Лудивина опустила голову. Она вдруг сдалась – сразу, в одно мгновение. Потому что с самого начала дала себя обдурить, как школьницу.
Малюмон завоевал ее доверие. Он играл роль скромного, вежливого директора клиники, который не имеет никакого отношения к расследованию, а на самом деле дергал за ниточки послушную марионетку.
Однако странно, что он взял Брюссена в помощники – по всем признакам главный убийца должен быть волком-одиночкой, тем, кто никого не пускает на свой пир. Вожак стаи ни с кем не разделяет трапезу – он ест первым, пока остальные покорно ждут своей очереди.
Лудивина ввела себя в заблуждение, неправильно оценив то, что увидела в кабинете Малюмона и в нем самом – прирученную тьму, контролируемое безумие в его глазах. Она сразу сравнила его с криминологом Ришаром Микелисом.
Логические рассуждения успокаивали – сердце Лудивины колотилось уже не в таком бешеном ритме, и ей удалось выровнять дыхание.
– Вы проницательная и очень сообразительная девушка, – сообщил Малюмон, – я сразу это почувствовал.
Лудивина понимала – на самом деле ему хочется рассказать о себе. Излишняя самонадеянность и чрезмерное тщеславие, свойственные серийным убийцам-интеллектуалам, побуждали Малюмона явить себя во всей красе. Ему нужно было видеть, что им
– Вашу главную проблему создал я, – признался он. – Сделал из Брюссена дымовую завесу и продолжал свою игру. Когда вы приехали сегодня на встречу, я еще не знал, проглотили вы наживку по имени Серж Брюссен или только хотите заставить меня в это поверить, чтобы побольше выведать. Впрочем, я почти не сомневался, что ваши приятели готовы нагрянуть в мой кабинет с минуты на минуту и защелкнуть на мне наручники. Но все-таки выжидал, следил за вашими реакциями, а потом вы взяли и уехали. В полном одиночестве, как и приехали. Вы были одна. Все это время.

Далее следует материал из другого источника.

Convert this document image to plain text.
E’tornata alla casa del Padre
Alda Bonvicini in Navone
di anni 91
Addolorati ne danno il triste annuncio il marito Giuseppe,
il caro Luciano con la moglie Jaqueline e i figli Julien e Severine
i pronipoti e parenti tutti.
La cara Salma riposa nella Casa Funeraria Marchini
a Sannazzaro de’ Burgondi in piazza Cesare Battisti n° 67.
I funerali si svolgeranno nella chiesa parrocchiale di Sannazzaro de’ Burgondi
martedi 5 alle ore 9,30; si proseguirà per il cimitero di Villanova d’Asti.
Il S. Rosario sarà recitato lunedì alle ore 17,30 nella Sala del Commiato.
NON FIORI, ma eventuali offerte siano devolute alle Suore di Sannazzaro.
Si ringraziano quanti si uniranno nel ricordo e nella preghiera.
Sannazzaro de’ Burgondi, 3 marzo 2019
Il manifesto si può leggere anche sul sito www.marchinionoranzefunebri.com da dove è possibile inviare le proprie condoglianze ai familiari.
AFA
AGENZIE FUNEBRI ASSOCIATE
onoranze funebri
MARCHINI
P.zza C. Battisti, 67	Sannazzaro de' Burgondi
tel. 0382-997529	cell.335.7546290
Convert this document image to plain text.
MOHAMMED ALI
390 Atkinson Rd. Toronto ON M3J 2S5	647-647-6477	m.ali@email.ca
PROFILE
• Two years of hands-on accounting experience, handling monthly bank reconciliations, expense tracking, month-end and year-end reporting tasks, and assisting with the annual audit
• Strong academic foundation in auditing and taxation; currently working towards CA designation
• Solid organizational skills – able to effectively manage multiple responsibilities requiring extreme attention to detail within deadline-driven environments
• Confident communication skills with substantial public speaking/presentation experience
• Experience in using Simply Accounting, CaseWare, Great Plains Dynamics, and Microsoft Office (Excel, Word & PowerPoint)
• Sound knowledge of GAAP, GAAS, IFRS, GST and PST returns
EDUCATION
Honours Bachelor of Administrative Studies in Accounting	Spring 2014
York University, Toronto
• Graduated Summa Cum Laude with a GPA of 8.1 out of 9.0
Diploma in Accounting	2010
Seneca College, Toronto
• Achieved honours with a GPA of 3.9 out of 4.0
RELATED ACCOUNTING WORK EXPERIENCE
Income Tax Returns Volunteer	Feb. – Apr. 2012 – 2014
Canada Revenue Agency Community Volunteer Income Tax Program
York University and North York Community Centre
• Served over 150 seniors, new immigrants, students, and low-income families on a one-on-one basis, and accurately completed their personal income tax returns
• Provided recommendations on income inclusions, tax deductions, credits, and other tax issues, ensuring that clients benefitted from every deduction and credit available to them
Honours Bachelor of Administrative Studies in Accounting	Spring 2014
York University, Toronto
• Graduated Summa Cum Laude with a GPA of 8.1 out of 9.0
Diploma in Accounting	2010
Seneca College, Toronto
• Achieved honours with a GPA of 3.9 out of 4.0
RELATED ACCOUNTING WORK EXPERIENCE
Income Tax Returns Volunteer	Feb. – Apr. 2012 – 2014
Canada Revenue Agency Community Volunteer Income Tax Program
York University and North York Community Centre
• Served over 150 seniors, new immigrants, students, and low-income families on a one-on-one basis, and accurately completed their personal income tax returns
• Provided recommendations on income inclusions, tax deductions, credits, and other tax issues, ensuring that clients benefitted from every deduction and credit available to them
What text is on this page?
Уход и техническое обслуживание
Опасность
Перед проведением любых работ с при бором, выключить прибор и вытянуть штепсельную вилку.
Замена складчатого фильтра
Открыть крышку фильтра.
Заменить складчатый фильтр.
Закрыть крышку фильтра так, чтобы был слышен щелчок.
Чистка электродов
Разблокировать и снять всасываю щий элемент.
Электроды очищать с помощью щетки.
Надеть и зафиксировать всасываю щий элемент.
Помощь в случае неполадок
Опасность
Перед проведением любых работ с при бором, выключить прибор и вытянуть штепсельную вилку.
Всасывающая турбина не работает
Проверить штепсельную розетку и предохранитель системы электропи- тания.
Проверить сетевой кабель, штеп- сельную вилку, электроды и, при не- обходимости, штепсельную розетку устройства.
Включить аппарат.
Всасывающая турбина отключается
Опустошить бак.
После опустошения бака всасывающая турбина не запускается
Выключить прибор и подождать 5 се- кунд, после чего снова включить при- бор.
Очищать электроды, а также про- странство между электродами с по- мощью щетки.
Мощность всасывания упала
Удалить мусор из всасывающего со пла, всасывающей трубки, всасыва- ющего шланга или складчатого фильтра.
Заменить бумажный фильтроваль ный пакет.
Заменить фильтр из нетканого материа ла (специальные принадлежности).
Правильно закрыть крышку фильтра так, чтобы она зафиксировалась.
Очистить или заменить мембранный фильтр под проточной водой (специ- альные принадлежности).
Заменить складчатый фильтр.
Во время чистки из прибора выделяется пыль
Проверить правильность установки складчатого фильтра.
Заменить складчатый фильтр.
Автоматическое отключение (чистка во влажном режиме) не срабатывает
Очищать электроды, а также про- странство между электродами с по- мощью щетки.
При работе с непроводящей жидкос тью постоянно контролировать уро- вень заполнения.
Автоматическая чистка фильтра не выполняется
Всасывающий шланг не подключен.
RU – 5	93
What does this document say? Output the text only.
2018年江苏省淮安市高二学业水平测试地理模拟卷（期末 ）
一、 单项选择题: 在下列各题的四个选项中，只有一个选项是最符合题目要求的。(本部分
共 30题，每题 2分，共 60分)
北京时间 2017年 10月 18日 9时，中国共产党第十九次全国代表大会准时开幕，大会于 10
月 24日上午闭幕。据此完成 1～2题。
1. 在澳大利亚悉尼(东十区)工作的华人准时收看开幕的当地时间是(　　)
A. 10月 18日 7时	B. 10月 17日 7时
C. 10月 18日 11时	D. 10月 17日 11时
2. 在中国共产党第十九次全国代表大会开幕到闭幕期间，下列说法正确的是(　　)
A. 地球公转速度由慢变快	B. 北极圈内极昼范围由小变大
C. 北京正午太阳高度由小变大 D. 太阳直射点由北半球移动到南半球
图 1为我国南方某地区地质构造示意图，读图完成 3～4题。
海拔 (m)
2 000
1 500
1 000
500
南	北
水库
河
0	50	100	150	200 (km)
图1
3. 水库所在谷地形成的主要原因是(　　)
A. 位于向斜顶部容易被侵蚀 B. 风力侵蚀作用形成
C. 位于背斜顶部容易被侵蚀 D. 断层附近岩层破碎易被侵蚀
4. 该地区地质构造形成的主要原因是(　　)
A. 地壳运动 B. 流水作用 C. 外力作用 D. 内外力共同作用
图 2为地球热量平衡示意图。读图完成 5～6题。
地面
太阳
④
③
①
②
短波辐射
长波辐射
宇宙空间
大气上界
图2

Последние слова он произнес с нажимом, и они отрезонировали в камере со сверхъестественной силой, эхом заскакали от стены к стене, отрикошетили, чтобы стрелами вонзиться в Лудивину.
– Вы просто не могли остановиться, верно? Для вас ежесекундное действие – это наркотик. Вы желаете докопаться до правды любой ценой. Постоянно действовать, чтобы не чувствовать приближения смерти. Вы ведь боитесь смерти, Лудивина? Вы так часто ощущали ее присутствие, что оно стало невыносимым, да? Или же наоборот – вы жаждете встретиться с ней лицом к лицу?
Стены качнулись и закружились перед глазами. Лудивина чувствовала ногой вес Брюссена, и от этого пространство казалось еще более тесным, начинался приступ клаустрофобии. Не хватало воздуха. Она глубоко задышала открытым ртом, несмотря на одуряющую вонь.